- Born: Jakarta, Indonesia
- Education: Masters in zoology and philosophy
- Alma mater: UC Davis
- Occupations: Writer, illustrator, graphic designer
- Children: Arief Romero
- Writing career
- Genre: Children's books
- Notable work: A is for Activist
- Website: Official website

= Innosanto Nagara =

American writer

Innosanto Nagara is a children's author, activist, and graphic designer. He is the author of the alphabet book A is for Activist as well as the other children's books Counting on Community, My Night in the Planetarium, and the newly released The Wedding Portrait. He is also the founder of Design Action Collective, a self-described Marxist organization that believes "capitalism is an inherently exploitative and alienating system and that socialism presents a positive alternative." As well, the Design Action Collective believes "the US government is the main impediment to peace and justice on a global scale" and, as of 2010, actively supports the Boycott, Divestment and Sanctions (BDS) campaign against Israel’s violations of Palestinian human rights’. According to NPR, Nagara began writing children's books upon realizing that he could not find "a fun book" that "talked about the importance of social justice."

== Career ==
Nagara was born and raised in Jakarta, Indonesia, and moved to the US in 1988. He studied zoology and philosophy at UC Davis, after graduating he moved to the San Francisco Bay Area, where he worked as a graphic designer for a range of social change organizations, before founding the Design Action Collective, a worker-owned cooperative design studio in Oakland, California.

A is for Activist, Nagara's first children's book, was published by Seven Stories Press’ children's imprint Triangle Square in 2013. In 2015 Counting on Community was published, described by Publishers Weekly as "a counting book that celebrates active communities" and emphasized "that close-knit communities. . .have real power." It was followed by My Night in the Planetarium in 2016, based on a night when Nagara and his mother hid from the police in a planetarium. The Wedding Portrait is Nagara's next book, based on the events surrounding his own wedding day, was published in October 2017. He illustrated the 2021 children's book Together, authored by Mona Damluji.

==Reception==
Nagara's A is for Activist has received acclaim for its "progressive message [which] has made its way into material aimed at little ones" in a particularly unique and straightforward manner.

The Washington Post likewise published an interview with Innosanto Nagara in its parenting section discussing the necessity of progressive messages in young children. An American Library Association review of A is for Activist took issue with the introduction of complex issues at the level of an alphabet book, pointed out that families "may need to undergo hours of explanation and long, ongoing conversations about ideas raised on every single page."

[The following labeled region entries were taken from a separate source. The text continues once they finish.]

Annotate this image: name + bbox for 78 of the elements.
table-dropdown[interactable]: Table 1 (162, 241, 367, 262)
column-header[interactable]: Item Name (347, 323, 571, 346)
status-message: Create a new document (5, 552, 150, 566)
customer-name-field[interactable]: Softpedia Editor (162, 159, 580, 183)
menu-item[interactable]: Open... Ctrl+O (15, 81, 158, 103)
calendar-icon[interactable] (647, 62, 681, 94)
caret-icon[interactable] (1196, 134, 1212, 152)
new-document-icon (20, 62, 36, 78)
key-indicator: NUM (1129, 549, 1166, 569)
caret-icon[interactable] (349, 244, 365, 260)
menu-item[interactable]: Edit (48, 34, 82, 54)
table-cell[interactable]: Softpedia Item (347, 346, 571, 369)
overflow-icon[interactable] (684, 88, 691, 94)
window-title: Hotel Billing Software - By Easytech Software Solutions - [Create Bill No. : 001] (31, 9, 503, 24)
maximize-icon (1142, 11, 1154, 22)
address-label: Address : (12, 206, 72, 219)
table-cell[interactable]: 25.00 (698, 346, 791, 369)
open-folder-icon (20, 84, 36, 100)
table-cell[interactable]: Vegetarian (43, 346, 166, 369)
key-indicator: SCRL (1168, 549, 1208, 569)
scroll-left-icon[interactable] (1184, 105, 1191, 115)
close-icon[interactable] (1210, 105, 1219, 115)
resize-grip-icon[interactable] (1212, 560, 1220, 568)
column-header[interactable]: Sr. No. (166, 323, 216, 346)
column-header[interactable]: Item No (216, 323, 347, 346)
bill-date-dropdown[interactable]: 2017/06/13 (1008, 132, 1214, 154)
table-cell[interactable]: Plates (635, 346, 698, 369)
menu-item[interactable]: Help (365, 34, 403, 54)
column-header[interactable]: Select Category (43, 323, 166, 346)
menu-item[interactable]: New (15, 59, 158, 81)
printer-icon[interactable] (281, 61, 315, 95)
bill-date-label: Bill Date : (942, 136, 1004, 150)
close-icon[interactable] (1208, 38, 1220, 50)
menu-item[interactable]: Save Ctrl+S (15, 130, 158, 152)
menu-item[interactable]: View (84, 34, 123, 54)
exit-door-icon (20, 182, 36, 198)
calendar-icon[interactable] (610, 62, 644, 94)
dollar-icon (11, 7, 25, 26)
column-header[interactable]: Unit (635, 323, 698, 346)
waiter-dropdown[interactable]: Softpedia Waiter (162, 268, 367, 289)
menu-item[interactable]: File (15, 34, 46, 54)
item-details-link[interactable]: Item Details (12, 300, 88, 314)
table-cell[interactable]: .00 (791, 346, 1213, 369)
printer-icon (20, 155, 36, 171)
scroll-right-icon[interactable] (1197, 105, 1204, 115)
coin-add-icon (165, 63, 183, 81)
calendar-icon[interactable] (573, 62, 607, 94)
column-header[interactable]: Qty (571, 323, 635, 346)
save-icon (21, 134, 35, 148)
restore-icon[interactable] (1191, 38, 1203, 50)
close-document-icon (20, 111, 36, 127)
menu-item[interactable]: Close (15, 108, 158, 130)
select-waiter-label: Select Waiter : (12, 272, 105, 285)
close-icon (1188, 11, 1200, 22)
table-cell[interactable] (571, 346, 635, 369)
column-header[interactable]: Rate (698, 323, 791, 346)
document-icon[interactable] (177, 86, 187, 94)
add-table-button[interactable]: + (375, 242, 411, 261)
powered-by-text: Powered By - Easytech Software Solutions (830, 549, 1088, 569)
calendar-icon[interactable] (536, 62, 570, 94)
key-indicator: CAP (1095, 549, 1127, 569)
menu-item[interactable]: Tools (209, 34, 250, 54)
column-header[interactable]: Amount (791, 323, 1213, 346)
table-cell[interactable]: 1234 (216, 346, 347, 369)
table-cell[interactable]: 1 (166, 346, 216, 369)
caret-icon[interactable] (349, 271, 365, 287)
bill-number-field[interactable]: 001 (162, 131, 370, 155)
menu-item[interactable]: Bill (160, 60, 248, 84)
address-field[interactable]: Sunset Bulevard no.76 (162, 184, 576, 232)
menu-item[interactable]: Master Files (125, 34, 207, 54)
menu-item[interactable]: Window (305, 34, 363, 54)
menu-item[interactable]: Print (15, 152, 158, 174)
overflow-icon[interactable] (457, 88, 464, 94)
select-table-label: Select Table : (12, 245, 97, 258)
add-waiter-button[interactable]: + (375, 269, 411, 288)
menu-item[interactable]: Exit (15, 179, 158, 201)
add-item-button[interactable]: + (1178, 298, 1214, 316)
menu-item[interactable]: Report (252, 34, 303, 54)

Counting on Community was favorably reviewed by Kirkus Reviews ("a difficult concept is simply and strikingly illustrated for the very youngest"), Publishers Weekly ("Nagara's vibrant digital collages hum with energy"), and the School Library Journal ("powerful concept. . . . young readers will have fun").
My Night in the Planetarium received positive reviews from Publishers Weekly, who said it was "a stirring tribute to the power of the arts to challenge injustice," and Rethinking Schools, whose Rachel Cloues said that the "engaging art, humor, and a warm, colloquial style" made it a "gift" for "helping parents and educators explain complex issues to our children." Brandon Greene, writing for HuffPost, asked readers "what books are you using to prepare your children?"